ヘルダールの強き咆哮が泥を固め大地を生み出し、勇ましき足を付けて踏み鳴らせば山脈が生まれた。荒々しい大地にセルフィールが愛を注ぐと生き物や植物が芽吹き、涙を流せば海や川が大地の窪みに流れ込んだ。そして彼女の吐息が風となり大地を撫で、太陽のように赤い髪の毛を櫛で梳かせば、抜けた毛から神々が生まれた。
ヴァルカと呼ばれる神々は楽園から人間に祝福を与えていた。ヴァルカの中でも一番気性の荒いホルド神は、不死鳥から炎を盗み、人間に与えてしまった。忽ち人間はその炎を自在に操り始め、鍛冶の神ヘンボに引け劣らない技術を生み出した。

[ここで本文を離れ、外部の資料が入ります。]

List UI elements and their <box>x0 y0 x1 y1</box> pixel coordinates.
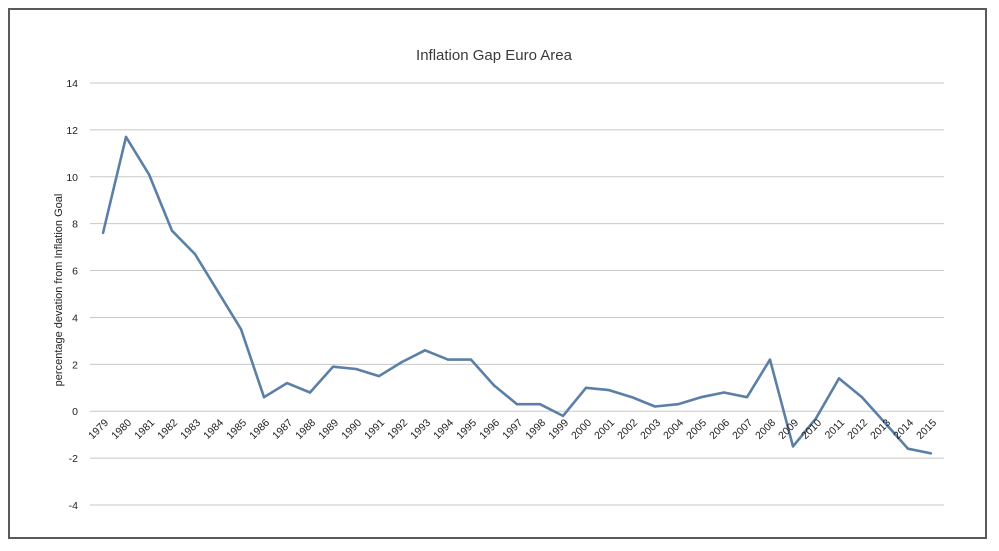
data-point <box>768 358 772 361</box>
x-tick-label: 2003 <box>638 417 663 442</box>
x-tick-label: 2007 <box>730 417 755 442</box>
x-tick-label: 1993 <box>408 417 433 442</box>
data-point <box>791 445 795 448</box>
data-point <box>308 391 312 394</box>
x-tick-label: 1999 <box>546 417 571 442</box>
gridlines <box>90 82 944 506</box>
x-tick-label: 1979 <box>86 417 111 442</box>
data-point <box>860 395 864 399</box>
x-tick-label: 2015 <box>914 417 939 442</box>
y-tick-label: 8 <box>72 219 78 231</box>
x-tick-label: 1994 <box>431 417 456 442</box>
data-point <box>492 384 496 387</box>
x-tick-label: 1990 <box>339 417 364 442</box>
data-point <box>538 402 542 406</box>
y-tick-label: 10 <box>66 172 78 184</box>
data-point <box>285 381 289 385</box>
y-tick-label: 6 <box>72 266 78 278</box>
x-tick-label: 2008 <box>753 417 778 442</box>
data-point <box>147 173 151 176</box>
y-axis-label: percentage devation from Inflation Goal <box>53 194 65 387</box>
x-tick-label: 2009 <box>776 417 801 442</box>
data-point <box>446 358 450 361</box>
data-point <box>607 388 611 392</box>
x-tick-label: 2010 <box>799 417 824 442</box>
x-tick-label: 2011 <box>823 417 848 442</box>
y-tick-label: -2 <box>69 453 78 465</box>
data-point <box>653 405 657 408</box>
data-point <box>423 349 427 352</box>
chart-frame <box>8 8 987 539</box>
y-tick-label: 14 <box>66 78 78 90</box>
data-points <box>101 135 933 455</box>
series-line <box>101 135 932 455</box>
data-point <box>400 360 404 364</box>
x-tick-label: 1996 <box>477 417 502 442</box>
data-point <box>354 367 358 371</box>
x-tick-label: 1997 <box>500 417 525 442</box>
x-tick-label: 2014 <box>891 417 916 442</box>
x-tick-label: 1984 <box>201 417 226 442</box>
data-point <box>584 386 588 389</box>
x-tick-label: 1980 <box>109 417 134 442</box>
x-tick-label: 1998 <box>523 417 548 442</box>
data-point <box>515 402 519 406</box>
x-tick-label: 2001 <box>592 417 617 442</box>
y-tick-label: 2 <box>72 359 78 371</box>
x-tick-label: 2005 <box>684 417 709 442</box>
data-point <box>101 231 105 235</box>
x-tick-label: 1995 <box>454 417 479 442</box>
data-point <box>469 358 473 361</box>
x-tick-label: 2004 <box>661 417 686 442</box>
data-point <box>331 365 335 368</box>
data-point <box>699 395 703 399</box>
y-tick-label: -4 <box>69 500 78 512</box>
data-point <box>377 374 381 378</box>
x-tick-label: 2012 <box>845 417 870 442</box>
y-tick-label: 12 <box>66 125 78 137</box>
data-point <box>722 391 726 394</box>
x-tick-label: 2000 <box>569 417 594 442</box>
x-tick-label: 2006 <box>707 417 732 442</box>
y-tick-label: 4 <box>72 312 78 324</box>
x-tick-label: 1989 <box>316 417 341 442</box>
x-tick-label: 1983 <box>178 417 203 442</box>
x-tick-label: 1985 <box>224 417 249 442</box>
y-tick-label: 0 <box>72 406 78 418</box>
data-point <box>745 395 749 399</box>
y-axis-ticks: 14 12 10 8 6 4 2 0 -2 -4 <box>66 78 78 512</box>
data-point <box>906 447 910 450</box>
data-point <box>262 395 266 399</box>
data-point <box>170 229 174 232</box>
x-tick-label: 1988 <box>293 417 318 442</box>
x-tick-label: 1991 <box>362 417 387 442</box>
data-point <box>814 417 818 420</box>
x-tick-label: 2002 <box>615 417 640 442</box>
data-point <box>676 402 680 406</box>
x-tick-label: 1986 <box>247 417 272 442</box>
data-point <box>193 252 197 256</box>
data-point <box>216 290 220 293</box>
data-point <box>124 135 128 139</box>
data-point <box>883 421 887 425</box>
data-point <box>630 395 634 399</box>
data-point <box>561 414 565 418</box>
data-point <box>837 377 841 380</box>
x-tick-label: 1987 <box>270 417 295 442</box>
x-tick-label: 1992 <box>385 417 410 442</box>
data-point <box>929 452 933 455</box>
chart-title: Inflation Gap Euro Area <box>416 47 573 64</box>
x-tick-label: 1982 <box>155 417 180 442</box>
x-axis-ticks: 1979198019811982198319841985198619871988… <box>86 417 939 442</box>
data-point <box>239 327 243 331</box>
x-tick-label: 1981 <box>132 417 157 442</box>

だが、人間はその炎を使い、武器を作り、戦争を始めた。
激怒したヘルダールはホルドを霊峰シルヴィールの山頂に繋ぎ止め、永遠の苦痛を与えた。皮膚を刺す冷たい吹雪に苦しめられ、氷の獣がその肉に噛み付き、鷲達に目を啄まれていた。
彼は凍える中で復讐と言う熱い炎を燃やした。爆ぜる炎から飛び散った火の粉が近くの岩に燃え移ると、恐ろしい魔獣ヴルが生まれた。ヴルが鎖を噛み付くと牙はドロドロとそれを溶かしていき、遂にホルドは自由の身となってしまった。
解き放たれたホルドが地に向かって咆哮を迸らせると地面が割れ、裂け目から地獄の亡者共が溢れ出した。数十万にも上る亡者の群れを率いて神々の楽園——オルニュスへと攻め込んだ。その際ヘルダールに対して不満を持っていた神がホルドに寝返り、戦争が起きた。